Várias bandas cancelam concerto no Resurrection Fest e Viña Rock devido a ligação a fundo pró-Israel

24/05/2025

Os festivais espanhóis Viña Rock e Resurrection Fest enfrentam uma vaga de críticas e cancelamentos por parte de artistas, na sequência da aquisição da promotora Superstruct Entertainment pelo fundo de investimento norte-americano KKR, associado a empresas envolvidas em assentamentos ilegais nos territórios palestinianos ocupados.

De 25 a 28 de junho, Viveiro acolherá uma nova edição do Resurrection Fest, que voltará a ser um dos maiores festivais de música ao vivo de Espanha e um dos grandes eventos de referência do rock e do metal a nível mundial. Contará com grandes nomes do panorama internacional como Judas Priest, Korn, Falling In Reverse e Slipknot. No entanto, a edição de 2025 que conta com os passes já esgotados tem estado envolta em polémica.

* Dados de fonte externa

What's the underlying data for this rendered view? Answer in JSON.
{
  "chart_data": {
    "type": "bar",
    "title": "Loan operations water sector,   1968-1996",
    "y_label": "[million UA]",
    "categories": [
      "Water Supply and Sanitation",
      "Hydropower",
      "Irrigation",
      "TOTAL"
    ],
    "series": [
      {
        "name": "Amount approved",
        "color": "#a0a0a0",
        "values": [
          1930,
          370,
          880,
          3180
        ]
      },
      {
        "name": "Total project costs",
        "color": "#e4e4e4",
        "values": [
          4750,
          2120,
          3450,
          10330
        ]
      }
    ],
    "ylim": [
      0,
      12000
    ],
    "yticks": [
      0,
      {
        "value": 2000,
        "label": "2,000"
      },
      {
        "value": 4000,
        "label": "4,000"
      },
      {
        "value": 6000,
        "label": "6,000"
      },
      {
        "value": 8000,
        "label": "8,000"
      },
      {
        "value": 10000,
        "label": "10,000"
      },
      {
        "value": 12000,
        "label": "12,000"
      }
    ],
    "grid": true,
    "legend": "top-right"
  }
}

A polémica começou após a compra da Superstruct Entertainment pelo fundo norte-americano KKR, em 2024, por mais de 1,3 mil milhões de euros. A KKR é acusada por movimentos sociais e ativistas de financiar empresas envolvidas em violações de direitos humanos nos territórios palestinianos ocupados, o que levou o ministro da Cultura espanhol, Ernest Urtasun, a afirmar que o fundo «não é bem-vindo na cultura espanhola».

Entre as bandas que já anunciaram a sua retirada do Resurrection Fest estão os grupos espanhóis Gigatron e Crossed, que alegam motivos de consciência e solidariedade com o povo palestiniano.

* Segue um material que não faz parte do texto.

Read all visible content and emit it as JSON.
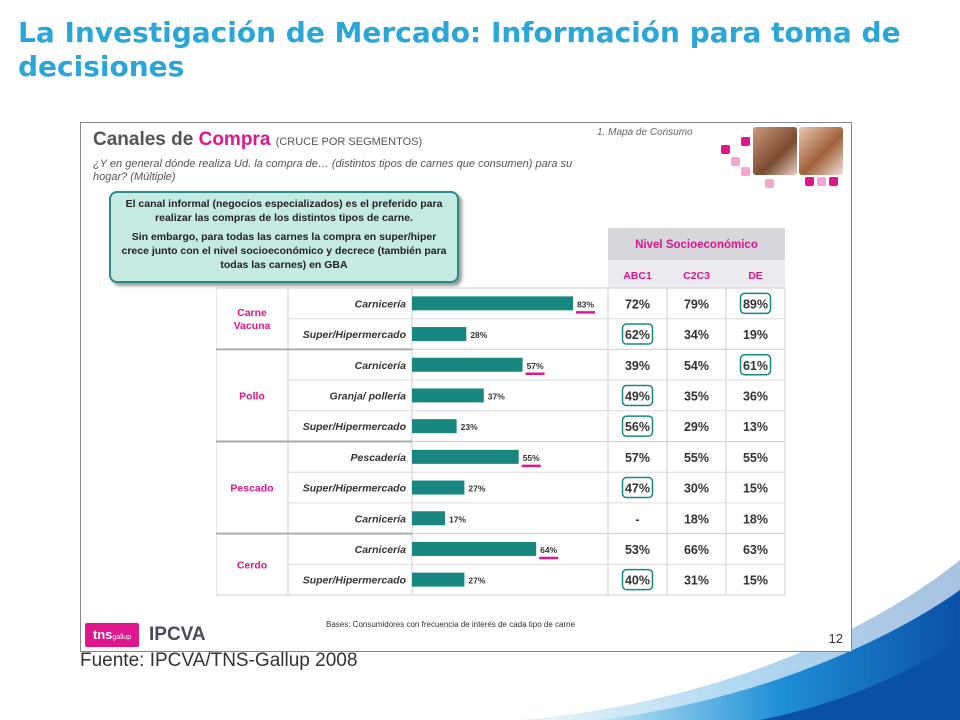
{
  "slide": {
    "title": "La Investigación de Mercado: Información para toma de decisiones",
    "source": "Fuente: IPCVA/TNS-Gallup 2008"
  },
  "panel": {
    "title_part1": "Canales de ",
    "title_part2": "Compra",
    "title_part3": "(CRUCE POR SEGMENTOS)",
    "section": "1. Mapa de Consumo",
    "question": "¿Y en general dónde realiza Ud. la compra de… (distintos tipos de carnes que consumen) para su hogar? (Múltiple)",
    "callout_p1": "El canal informal (negocios especializados) es el preferido para realizar las compras de los distintos tipos de carne.",
    "callout_p2": "Sin embargo, para todas las carnes la compra en super/hiper crece junto con el nivel socioeconómico y decrece (también para todas las carnes) en GBA",
    "bases": "Bases: Consumidores con frecuencia de interés de cada tipo de carne",
    "page_number": "12",
    "logo_tns": "tns",
    "logo_tns_sub": "gallup",
    "logo_ipcva": "IPCVA"
  },
  "colors": {
    "bar": "#17877f",
    "accent": "#e0168c",
    "title": "#2aa6d8",
    "header_fill": "#d6d6dc",
    "label_pink": "#e0168c",
    "circle": "#17877f"
  },
  "chart_data": {
    "type": "bar",
    "orientation": "horizontal",
    "xlim": [
      0,
      100
    ],
    "ses_header": "Nivel Socioeconómico",
    "ses_columns": [
      "ABC1",
      "C2C3",
      "DE"
    ],
    "groups": [
      {
        "name": "Carne Vacuna",
        "rows": [
          {
            "channel": "Carnicería",
            "value": 83,
            "label": "83%",
            "underline": true,
            "ses": [
              "72%",
              "79%",
              "89%"
            ],
            "circled": [
              false,
              false,
              true
            ]
          },
          {
            "channel": "Super/Hipermercado",
            "value": 28,
            "label": "28%",
            "underline": false,
            "ses": [
              "62%",
              "34%",
              "19%"
            ],
            "circled": [
              true,
              false,
              false
            ]
          }
        ]
      },
      {
        "name": "Pollo",
        "rows": [
          {
            "channel": "Carnicería",
            "value": 57,
            "label": "57%",
            "underline": true,
            "ses": [
              "39%",
              "54%",
              "61%"
            ],
            "circled": [
              false,
              false,
              true
            ]
          },
          {
            "channel": "Granja/ pollería",
            "value": 37,
            "label": "37%",
            "underline": false,
            "ses": [
              "49%",
              "35%",
              "36%"
            ],
            "circled": [
              true,
              false,
              false
            ]
          },
          {
            "channel": "Super/Hipermercado",
            "value": 23,
            "label": "23%",
            "underline": false,
            "ses": [
              "56%",
              "29%",
              "13%"
            ],
            "circled": [
              true,
              false,
              false
            ]
          }
        ]
      },
      {
        "name": "Pescado",
        "rows": [
          {
            "channel": "Pescadería",
            "value": 55,
            "label": "55%",
            "underline": true,
            "ses": [
              "57%",
              "55%",
              "55%"
            ],
            "circled": [
              false,
              false,
              false
            ]
          },
          {
            "channel": "Super/Hipermercado",
            "value": 27,
            "label": "27%",
            "underline": false,
            "ses": [
              "47%",
              "30%",
              "15%"
            ],
            "circled": [
              true,
              false,
              false
            ]
          },
          {
            "channel": "Carnicería",
            "value": 17,
            "label": "17%",
            "underline": false,
            "ses": [
              "-",
              "18%",
              "18%"
            ],
            "circled": [
              false,
              false,
              false
            ]
          }
        ]
      },
      {
        "name": "Cerdo",
        "rows": [
          {
            "channel": "Carnicería",
            "value": 64,
            "label": "64%",
            "underline": true,
            "ses": [
              "53%",
              "66%",
              "63%"
            ],
            "circled": [
              false,
              false,
              false
            ]
          },
          {
            "channel": "Super/Hipermercado",
            "value": 27,
            "label": "27%",
            "underline": false,
            "ses": [
              "40%",
              "31%",
              "15%"
            ],
            "circled": [
              true,
              false,
              false
            ]
          }
        ]
      }
    ]
  }
}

“Sentimos que temos o privilégio e a obrigação de ser coerentes. Força, Palestina”, escreveu a banda Crossed nas redes sociais.
Gigatron justificou a sua decisão como “um ato de objeção de consciência”.

No Viña Rock, vários artistas como El Niño de la Hipoteca, Reincidentes, Sons of Aguirre e Fermín Muguruza também cancelaram as suas atuações, declarando que não participarão em eventos com qualquer tipo de ligação a empresas envolvidas em violações dos direitos humanos. Um grupo de cerca de 70 artistas e DJs ligados ao festival Sónar também exigiu publicamente o afastamento da KKR.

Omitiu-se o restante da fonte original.